Slunj (taz) – Unter Dächern aus Ästen und Gras haben sich die Menschen eingerichtet. In einem Tal entlang der Straße, die von der kroatischen Stadt Karlovac nach Velika Kladuša führt, ist ein einziges großes Flüchlingslager entstanden. Auf einer Länge von zehn Kilometern mischt sich der Gestank von Exkrementen mit dem Rauch der nassen Holzstücke, mit denen die Lagerfeuer unterhalten werden. Manche haben am Tag ihrer Flucht, nur das mitnehmen können, was sie auf dem Leibe trugen. „Als am Montag, den 7. August die Mudschaheddin angriffen, sind wir Hals über Kopf geflohen“, berichtet eine ältere Frau, die wenigstens noch einen Sack voller Kleider retten konnte. Insgesamt sind es wohl 30.000, die vor gut einer Woche aus der ostbosnischen Region Bihać geflohen sind. Sie flohen vor den bosnischen Truppen, obwohl sie selbst Muslime sind.

Die Flüchtlinge sind Anhänger des westbosnischen Politikers und Geschäftsmannes Fikret Abdić. Von der Regierung in Sarajevo und den meisten Bewohnern Bihaćs als „Verräter“ gebranntmarkt, weil er „mit den serbischen Extremisten der Krajina“ kollaboriert habe, wird er von seinen eigenen Anhängern in fast religiöser Weise verehrt. Obwohl er als Direktor des mit 20.000 Arbeitern größten jugoslawischen Agrarkonzerns „Agrokomerc“ meist in die eigene Tasche wirtschaftete, obwohl er sich im Oktober 1993 von der bosnischen Regierung lossagte – auf „seine Leute“ hat sich Fikret Abdić stets verlassen können. Sie zogen zur Verteidigung der „Republik“ von Velika Kladuša für ihn in den Krieg, und als er im Juni 1994 schon einmal geschlagen war, flohen Zehntausende seiner Anhänger mit ihm auf serbisches Gebiet. Über neunzig Tage hatten sie damals im Flüchtlingslager bei Karlovac ausgeharrt. „Fikret führte uns dann zurück.“

Die rund 40jährige Frau, eine ehemalige Verkäuferin in einem der Geschäfte von Agrokomerc, die das sagt, war damals dabei. Und sie ist stolz darauf, daß „unsere Leute“ im Oktober/November 1994 Velika Kladuša zurückerobert haben. „Wenn unser Fikret als Kriegsverbrecher angeklagt wird, werden wir alle auf der Anklagebank sitzen“, erklärt ein älterer Mann. Eine Bäuerin ruft: „Wenn er sterben muß, dann werde ich auch!“ Alle Umstehenden nicken mit dem Kopf und wiederholen den Satz. „Wenn er sterben muß, dann sterben wir auch.“

„Wohin Fikret auch geht, wir folgen ihm“, ruft eine andere Frau. Ob er nach Australien oder wieder zurück nach Velika Kladuša geht, sei gleich. „Nur wenn Fikret Abdić uns befiehlt zurückzukehren, werden wir uns auf den Weg machen.“ Ohne ihn jedoch wollen sie das Lager nicht verlassen. Auf keinen Fall.

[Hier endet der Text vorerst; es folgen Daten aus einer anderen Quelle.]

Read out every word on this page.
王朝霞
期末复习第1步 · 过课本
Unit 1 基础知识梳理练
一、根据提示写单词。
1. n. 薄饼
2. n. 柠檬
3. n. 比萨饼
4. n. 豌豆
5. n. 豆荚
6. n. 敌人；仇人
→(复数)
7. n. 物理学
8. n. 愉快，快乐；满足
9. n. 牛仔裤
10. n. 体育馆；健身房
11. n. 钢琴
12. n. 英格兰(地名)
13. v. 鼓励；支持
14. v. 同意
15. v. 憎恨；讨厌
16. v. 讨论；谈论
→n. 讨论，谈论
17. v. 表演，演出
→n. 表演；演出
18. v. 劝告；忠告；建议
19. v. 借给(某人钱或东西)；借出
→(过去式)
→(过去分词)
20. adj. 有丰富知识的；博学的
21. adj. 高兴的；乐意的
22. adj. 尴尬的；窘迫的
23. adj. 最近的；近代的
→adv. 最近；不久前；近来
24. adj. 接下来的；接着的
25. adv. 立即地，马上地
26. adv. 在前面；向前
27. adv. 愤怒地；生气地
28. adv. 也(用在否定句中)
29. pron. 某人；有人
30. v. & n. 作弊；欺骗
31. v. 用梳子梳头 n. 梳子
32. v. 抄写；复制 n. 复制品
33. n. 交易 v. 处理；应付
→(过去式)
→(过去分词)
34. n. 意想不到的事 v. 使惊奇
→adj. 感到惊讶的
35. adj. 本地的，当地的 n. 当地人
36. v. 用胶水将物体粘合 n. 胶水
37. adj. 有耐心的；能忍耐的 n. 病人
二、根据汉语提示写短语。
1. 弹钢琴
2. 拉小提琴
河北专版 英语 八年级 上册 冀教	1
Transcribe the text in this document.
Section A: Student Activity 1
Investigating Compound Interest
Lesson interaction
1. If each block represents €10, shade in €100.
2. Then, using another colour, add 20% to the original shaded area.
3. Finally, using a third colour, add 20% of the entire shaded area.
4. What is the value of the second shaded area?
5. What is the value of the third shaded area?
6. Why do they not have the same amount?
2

„Am 16. August versuchte die kroatische Armee diese Leute mit Gewalt nach Bosnien zu vertreiben“, sagt Michael Frey, Chef des Internationalen Roten Kreuzes in Velika Kladuša. „Wir humanitären Helfer wurden am 16. August gezwungen, das Lager zu verlassen.“ Dann hätte die kroatische Armee Schüsse in die Luft abgegeben und den Flüchtlingen gedroht. „Doch es war nichts zu machen, die sind lieber hiergeblieben, trotz der Drohungen, der katastrophalen Lage, trotz der Seuchengefahr.“

Ohne Fikret Abdić wollen die Menschen nicht einmal entscheiden, ob eine Kommission gewählt werden soll, die den internationalen Organisationen als Ansprechpartner dienen könnte. „Nur wenn Fikret Abdić sagt, wir sollten dies tun, tun wir dies auch.“ Doch Abdić ist weit weg, er sitzt ohne Kontakt zu seinen Leuten in einem Zagreber Hotel und verhandelt mit den kroatischen und bosnischen Behörden über seine Zukunft. Und damit auch über die Zukunft der Menschen hier.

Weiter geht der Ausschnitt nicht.